How to Fix a Leaking Faucet Supply Line

A leaking faucet supply line—that flexible or rigid tube running from your shutoff valve to the faucet—is one of those small problems that turns into big water damage if you ignore it. Water damage under a sink spreads fast, rots cabinet wood, and creates mold conditions before you realize what's happening. The good news: most leaks are fixable in under an hour with basic tools and often without calling a plumber. The key is identifying whether you're dealing with a simple connection that's come loose, a worn ferrule that's lost its seal, or a line that's actually punctured. This guide walks you through diagnosing the leak and executing the repair.

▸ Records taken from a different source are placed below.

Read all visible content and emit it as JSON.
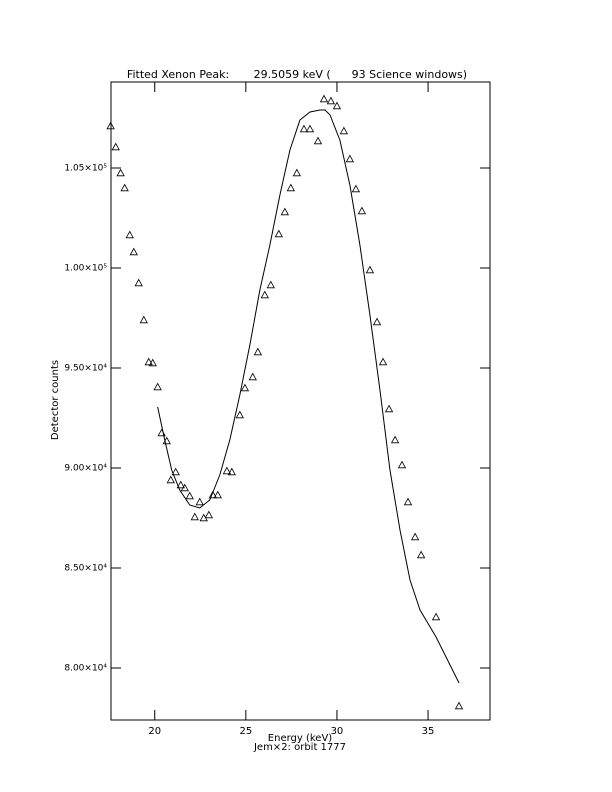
{
  "chart_data": {
    "type": "scatter",
    "title": "Fitted Xenon Peak:       29.5059 keV (      93 Science windows)",
    "xlabel": "Energy (keV)",
    "subtitle": "Jem×2: orbit 1777",
    "ylabel": "Detector counts",
    "xlim": [
      17.6,
      38.4
    ],
    "ylim": [
      77400,
      109300
    ],
    "xticks": [
      20,
      25,
      30,
      35
    ],
    "yticks": [
      {
        "value": 80000,
        "label": "8.00×10⁴"
      },
      {
        "value": 85000,
        "label": "8.50×10⁴"
      },
      {
        "value": 90000,
        "label": "9.00×10⁴"
      },
      {
        "value": 95000,
        "label": "9.50×10⁴"
      },
      {
        "value": 100000,
        "label": "1.00×10⁵"
      },
      {
        "value": 105000,
        "label": "1.05×10⁵"
      }
    ],
    "series": [
      {
        "style": "markers",
        "marker": "triangle",
        "color": "#000000",
        "x": [
          17.58,
          17.86,
          18.13,
          18.35,
          18.63,
          18.85,
          19.12,
          19.4,
          19.67,
          19.89,
          20.16,
          20.38,
          20.66,
          20.88,
          21.15,
          21.43,
          21.65,
          21.92,
          22.2,
          22.47,
          22.69,
          22.97,
          23.19,
          23.46,
          23.96,
          24.23,
          24.67,
          24.95,
          25.38,
          25.66,
          26.04,
          26.37,
          26.81,
          27.14,
          27.47,
          27.8,
          28.19,
          28.52,
          28.96,
          29.29,
          29.67,
          30.0,
          30.38,
          30.71,
          31.04,
          31.37,
          31.81,
          32.2,
          32.53,
          32.86,
          33.19,
          33.57,
          33.9,
          34.29,
          34.62,
          35.44,
          36.7
        ],
        "values": [
          107100,
          106050,
          104750,
          104000,
          101650,
          100800,
          99250,
          97400,
          95300,
          95250,
          94050,
          91750,
          91350,
          89400,
          89800,
          89150,
          89000,
          88600,
          87550,
          88300,
          87500,
          87650,
          88650,
          88650,
          89850,
          89800,
          92650,
          94000,
          94550,
          95800,
          98650,
          99150,
          101700,
          102800,
          104000,
          104750,
          106950,
          106950,
          106350,
          108450,
          108350,
          108100,
          106850,
          105450,
          103950,
          102850,
          99900,
          97300,
          95300,
          92950,
          91400,
          90150,
          88300,
          86550,
          85650,
          82550,
          78100
        ]
      },
      {
        "style": "line",
        "color": "#000000",
        "x": [
          20.16,
          20.55,
          20.93,
          21.37,
          21.92,
          22.47,
          23.02,
          23.57,
          24.12,
          24.67,
          25.22,
          25.77,
          26.32,
          26.87,
          27.42,
          27.97,
          28.52,
          29.07,
          29.35,
          29.62,
          30.16,
          30.71,
          31.26,
          31.81,
          32.36,
          32.91,
          33.46,
          34.01,
          34.56,
          35.44,
          36.7
        ],
        "values": [
          93050,
          91400,
          89900,
          88900,
          88150,
          88000,
          88400,
          89650,
          91400,
          93650,
          96150,
          98900,
          101150,
          103650,
          105900,
          107400,
          107800,
          107900,
          107900,
          107650,
          106400,
          104150,
          101150,
          97650,
          93900,
          89900,
          86900,
          84400,
          82900,
          81550,
          79250
        ]
      }
    ]
  }
}
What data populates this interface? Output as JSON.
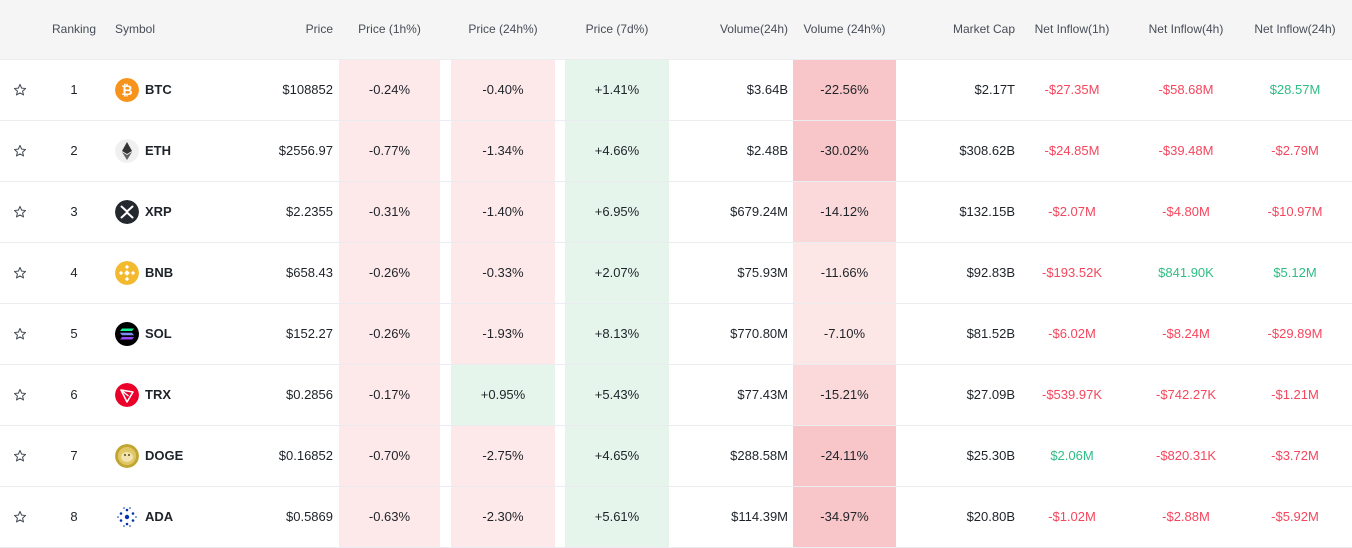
{
  "headers": {
    "ranking": "Ranking",
    "symbol": "Symbol",
    "price": "Price",
    "price_1h": "Price (1h%)",
    "price_24h": "Price (24h%)",
    "price_7d": "Price (7d%)",
    "volume_24h": "Volume(24h)",
    "volume_24h_pct": "Volume (24h%)",
    "market_cap": "Market Cap",
    "inflow_1h": "Net Inflow(1h)",
    "inflow_4h": "Net Inflow(4h)",
    "inflow_24h": "Net Inflow(24h)"
  },
  "colors": {
    "negative": "#f6465d",
    "positive": "#2ebd85",
    "header_bg": "#f5f5f5",
    "divider": "#eaecef"
  },
  "rows": [
    {
      "rank": "1",
      "symbol": "BTC",
      "icon": "bitcoin-icon",
      "icon_color": "#f7931a",
      "price": "$108852",
      "price_1h": "-0.24%",
      "price_24h": "-0.40%",
      "price_7d": "+1.41%",
      "volume": "$3.64B",
      "volume_pct": "-22.56%",
      "market_cap": "$2.17T",
      "inflow_1h": "-$27.35M",
      "inflow_4h": "-$58.68M",
      "inflow_24h": "$28.57M"
    },
    {
      "rank": "2",
      "symbol": "ETH",
      "icon": "ethereum-icon",
      "icon_color": "#f0f0f0",
      "price": "$2556.97",
      "price_1h": "-0.77%",
      "price_24h": "-1.34%",
      "price_7d": "+4.66%",
      "volume": "$2.48B",
      "volume_pct": "-30.02%",
      "market_cap": "$308.62B",
      "inflow_1h": "-$24.85M",
      "inflow_4h": "-$39.48M",
      "inflow_24h": "-$2.79M"
    },
    {
      "rank": "3",
      "symbol": "XRP",
      "icon": "xrp-icon",
      "icon_color": "#23292f",
      "price": "$2.2355",
      "price_1h": "-0.31%",
      "price_24h": "-1.40%",
      "price_7d": "+6.95%",
      "volume": "$679.24M",
      "volume_pct": "-14.12%",
      "market_cap": "$132.15B",
      "inflow_1h": "-$2.07M",
      "inflow_4h": "-$4.80M",
      "inflow_24h": "-$10.97M"
    },
    {
      "rank": "4",
      "symbol": "BNB",
      "icon": "bnb-icon",
      "icon_color": "#f3ba2f",
      "price": "$658.43",
      "price_1h": "-0.26%",
      "price_24h": "-0.33%",
      "price_7d": "+2.07%",
      "volume": "$75.93M",
      "volume_pct": "-11.66%",
      "market_cap": "$92.83B",
      "inflow_1h": "-$193.52K",
      "inflow_4h": "$841.90K",
      "inflow_24h": "$5.12M"
    },
    {
      "rank": "5",
      "symbol": "SOL",
      "icon": "solana-icon",
      "icon_color": "#000000",
      "price": "$152.27",
      "price_1h": "-0.26%",
      "price_24h": "-1.93%",
      "price_7d": "+8.13%",
      "volume": "$770.80M",
      "volume_pct": "-7.10%",
      "market_cap": "$81.52B",
      "inflow_1h": "-$6.02M",
      "inflow_4h": "-$8.24M",
      "inflow_24h": "-$29.89M"
    },
    {
      "rank": "6",
      "symbol": "TRX",
      "icon": "tron-icon",
      "icon_color": "#eb0029",
      "price": "$0.2856",
      "price_1h": "-0.17%",
      "price_24h": "+0.95%",
      "price_7d": "+5.43%",
      "volume": "$77.43M",
      "volume_pct": "-15.21%",
      "market_cap": "$27.09B",
      "inflow_1h": "-$539.97K",
      "inflow_4h": "-$742.27K",
      "inflow_24h": "-$1.21M"
    },
    {
      "rank": "7",
      "symbol": "DOGE",
      "icon": "dogecoin-icon",
      "icon_color": "#c2a633",
      "price": "$0.16852",
      "price_1h": "-0.70%",
      "price_24h": "-2.75%",
      "price_7d": "+4.65%",
      "volume": "$288.58M",
      "volume_pct": "-24.11%",
      "market_cap": "$25.30B",
      "inflow_1h": "$2.06M",
      "inflow_4h": "-$820.31K",
      "inflow_24h": "-$3.72M"
    },
    {
      "rank": "8",
      "symbol": "ADA",
      "icon": "cardano-icon",
      "icon_color": "#ffffff",
      "price": "$0.5869",
      "price_1h": "-0.63%",
      "price_24h": "-2.30%",
      "price_7d": "+5.61%",
      "volume": "$114.39M",
      "volume_pct": "-34.97%",
      "market_cap": "$20.80B",
      "inflow_1h": "-$1.02M",
      "inflow_4h": "-$2.88M",
      "inflow_24h": "-$5.92M"
    }
  ]
}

  1. Stop the Water First. Locate the shutoff valve under the sink—it's the small lever or knob on the line coming from the wall or floor. Turn it clockwise until it stops. If you can't locate it or it won't turn, shut off the main water valve for the house. Turn on the faucet to release any remaining pressure in the line.
  2. Find the Exact Source. Grab a towel and dry the area completely. Wipe down both supply lines (hot and cold) and the shutoff valves. Look carefully at where the leak is coming from: at the connection nut where the line meets the shutoff valve, at the connection point at the faucet base, along the tube itself, or from a pinhole. Mark the exact spot with your finger.

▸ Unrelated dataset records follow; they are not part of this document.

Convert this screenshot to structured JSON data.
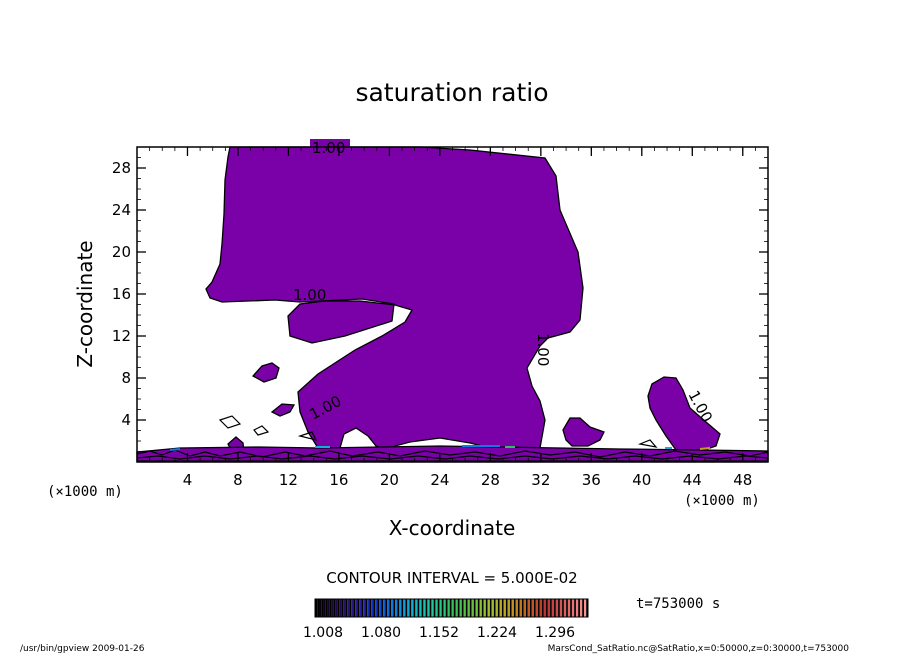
{
  "chart_data": {
    "type": "contour",
    "title": "saturation ratio",
    "xlabel": "X-coordinate",
    "ylabel": "Z-coordinate",
    "x_unit": "(×1000 m)",
    "y_unit": "(×1000 m)",
    "xlim": [
      0,
      50
    ],
    "ylim": [
      0,
      30
    ],
    "x_ticks": [
      4,
      8,
      12,
      16,
      20,
      24,
      28,
      32,
      36,
      40,
      44,
      48
    ],
    "y_ticks": [
      4,
      8,
      12,
      16,
      20,
      24,
      28
    ],
    "contour_labels": [
      "1.00",
      "1.00",
      "1.00",
      "1.00",
      "1.00"
    ],
    "contour_interval": "CONTOUR INTERVAL = 5.000E-02",
    "time_label": "t=753000 s",
    "colorbar": {
      "tick_labels": [
        "1.008",
        "1.080",
        "1.152",
        "1.224",
        "1.296"
      ],
      "colors": [
        "#000000",
        "#1a0a3c",
        "#2a1a8c",
        "#1030c0",
        "#1078e0",
        "#10b0d0",
        "#20c8a0",
        "#30c060",
        "#60c040",
        "#a0c030",
        "#c0a020",
        "#c06020",
        "#c03030",
        "#e06060",
        "#ff9090"
      ]
    },
    "fill_color": "#7a00a8",
    "footer_left": "/usr/bin/gpview   2009-01-26",
    "footer_right": "MarsCond_SatRatio.nc@SatRatio,x=0:50000,z=0:30000,t=753000"
  }
}
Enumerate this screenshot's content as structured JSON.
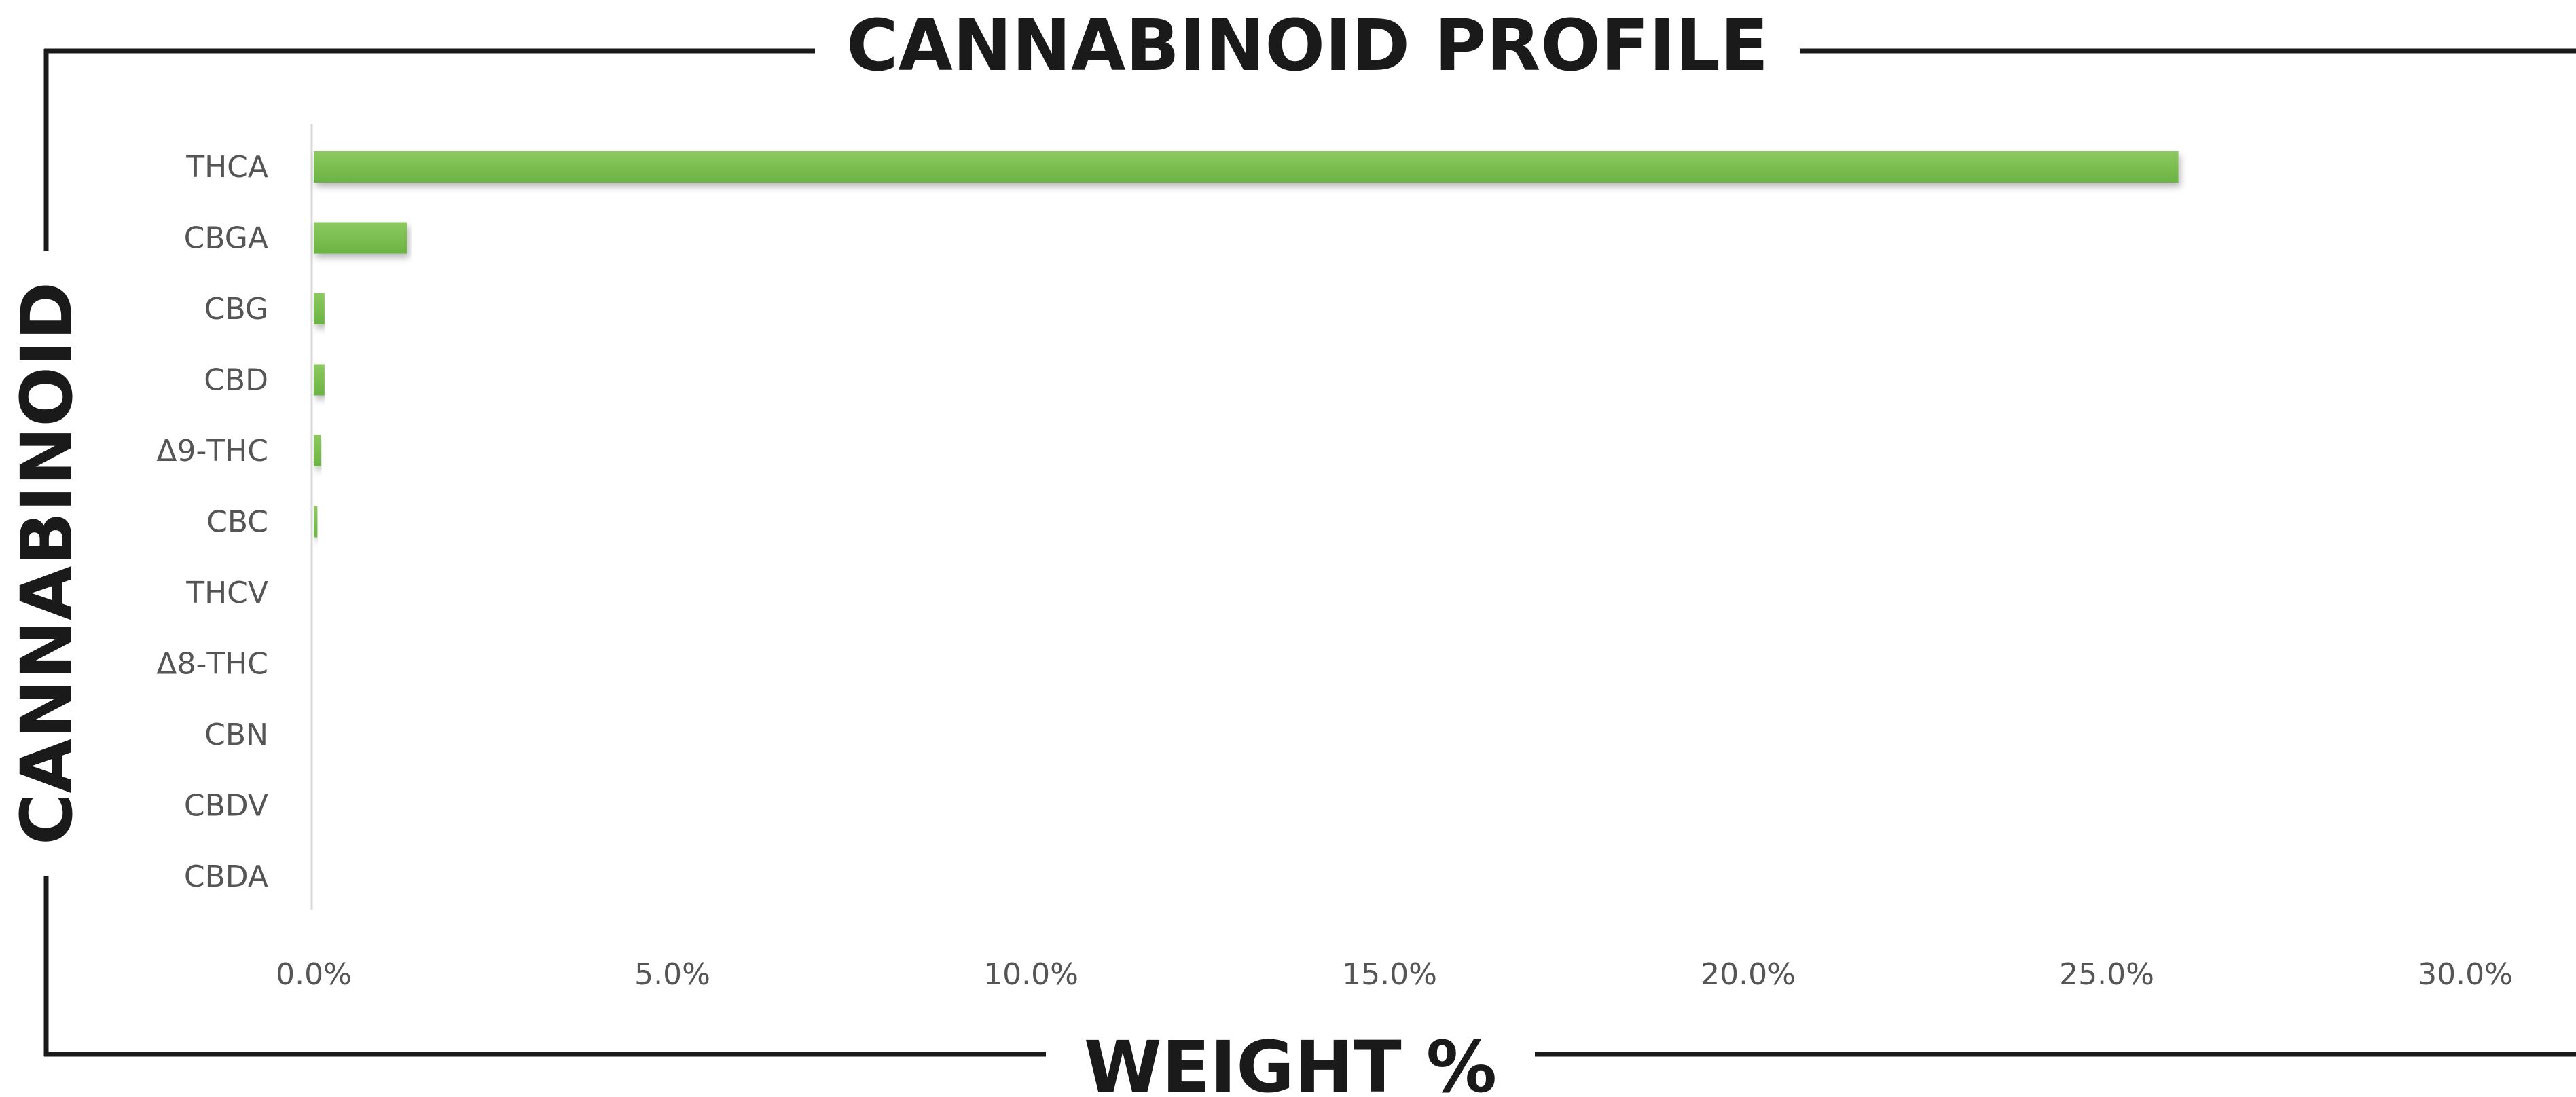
{
  "chart_data": {
    "type": "bar",
    "orientation": "horizontal",
    "title": "CANNABINOID PROFILE",
    "xlabel": "WEIGHT %",
    "ylabel": "CANNABINOID",
    "categories": [
      "THCA",
      "CBGA",
      "CBG",
      "CBD",
      "Δ9-THC",
      "CBC",
      "THCV",
      "Δ8-THC",
      "CBN",
      "CBDV",
      "CBDA"
    ],
    "values": [
      26.0,
      1.3,
      0.15,
      0.15,
      0.1,
      0.05,
      0,
      0,
      0,
      0,
      0
    ],
    "xlim": [
      0,
      30
    ],
    "xticks": [
      "0.0%",
      "5.0%",
      "10.0%",
      "15.0%",
      "20.0%",
      "25.0%",
      "30.0%"
    ],
    "xtick_values": [
      0,
      5,
      10,
      15,
      20,
      25,
      30
    ],
    "grid": false,
    "legend": "none",
    "bar_color": "#6bb344",
    "bar_highlight": "#8cc95f"
  }
}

  3. Snug the Valve Connection. Position an adjustable wrench on the connection nut (the large hex nut where the supply line screws onto the shutoff valve). Hold the valve body steady with your other hand or a second wrench. Turn the connection nut clockwise one-half to three-quarter turn. Don't over-tighten—you'll crack the fitting. Turn the shutoff valve back on and watch for drips.
  4. Tighten the Faucet End. If the leak persists or comes from the faucet end, repeat the process at the faucet base. Most faucets have a hex nut where the supply line threads in. Tighten it gently with your wrench. If you can't reach it due to cabinet obstruction, you may need a basin wrench—a specialized tool with a long handle designed for this exact situation.

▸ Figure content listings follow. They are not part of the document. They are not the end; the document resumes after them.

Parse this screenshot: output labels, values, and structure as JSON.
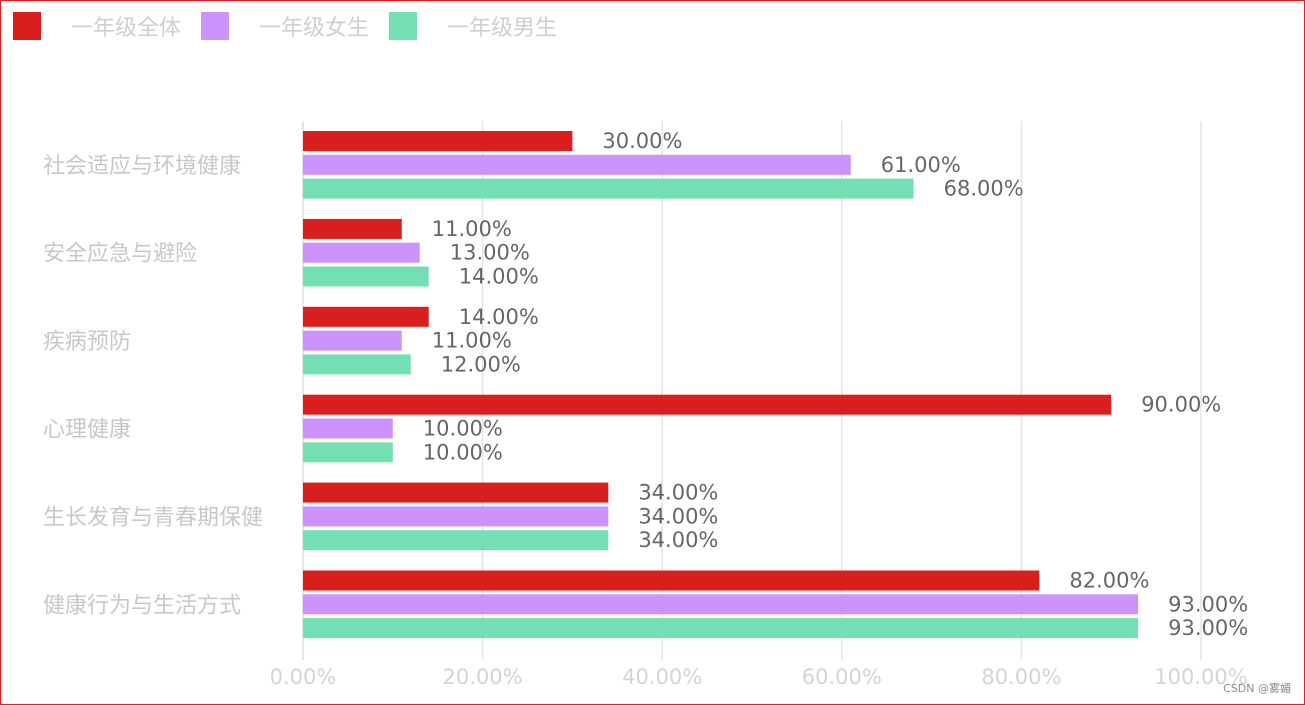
{
  "colors": {
    "frame_border": "#e02020",
    "grid": "#e3e3ee",
    "axis": "#cccccc"
  },
  "chart_data": {
    "type": "bar",
    "orientation": "horizontal",
    "categories": [
      "社会适应与环境健康",
      "安全应急与避险",
      "疾病预防",
      "心理健康",
      "生长发育与青春期保健",
      "健康行为与生活方式"
    ],
    "series": [
      {
        "name": "一年级全体",
        "color": "#d91e1e",
        "values": [
          30,
          11,
          14,
          90,
          34,
          82
        ],
        "labels": [
          "30.00%",
          "11.00%",
          "14.00%",
          "90.00%",
          "34.00%",
          "82.00%"
        ]
      },
      {
        "name": "一年级女生",
        "color": "#cb93fb",
        "values": [
          61,
          13,
          11,
          10,
          34,
          93
        ],
        "labels": [
          "61.00%",
          "13.00%",
          "11.00%",
          "10.00%",
          "34.00%",
          "93.00%"
        ]
      },
      {
        "name": "一年级男生",
        "color": "#74dfb3",
        "values": [
          68,
          14,
          12,
          10,
          34,
          93
        ],
        "labels": [
          "68.00%",
          "14.00%",
          "12.00%",
          "10.00%",
          "34.00%",
          "93.00%"
        ]
      }
    ],
    "xlim": [
      0,
      100
    ],
    "xticks": [
      0,
      20,
      40,
      60,
      80,
      100
    ],
    "xtick_labels": [
      "0.00%",
      "20.00%",
      "40.00%",
      "60.00%",
      "80.00%",
      "100.00%"
    ],
    "grid": true,
    "legend_position": "top-left"
  },
  "watermark": "CSDN @雾媚"
}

  5. Swap the Seal Washer. If tightening the nuts didn't work, the rubber or metal ferrule inside the fitting has failed. Turn off the water again, unscrew the connection nut completely with your wrench, and pull the supply line away from the valve. You'll see a small rubber or metal ring (the ferrule) at the end of the line. Remove it and replace it with an identical new ferrule from your hardware store. Reattach the line and tighten the nut firmly but not violently.
  6. Install a New Line. If you see a crack in the line itself or a pinhole spray, the line cannot be sealed—it must be replaced. Turn off water, unscrew both connection nuts (at shutoff valve and faucet), and remove the old line. Take it to the hardware store to match the length and thread type. Install the new line hand-tight first, then use your wrench to snug each connection nut. Turn water back on and check.
  7. Verify the Fix Works. Turn on the shutoff valve fully and run the faucet for 10 seconds. Look under the sink while water is flowing and for another 30 seconds after you turn the faucet off. Watch for any drips or spray at the connection points. Leave a towel under the connections for an hour, then check it dry.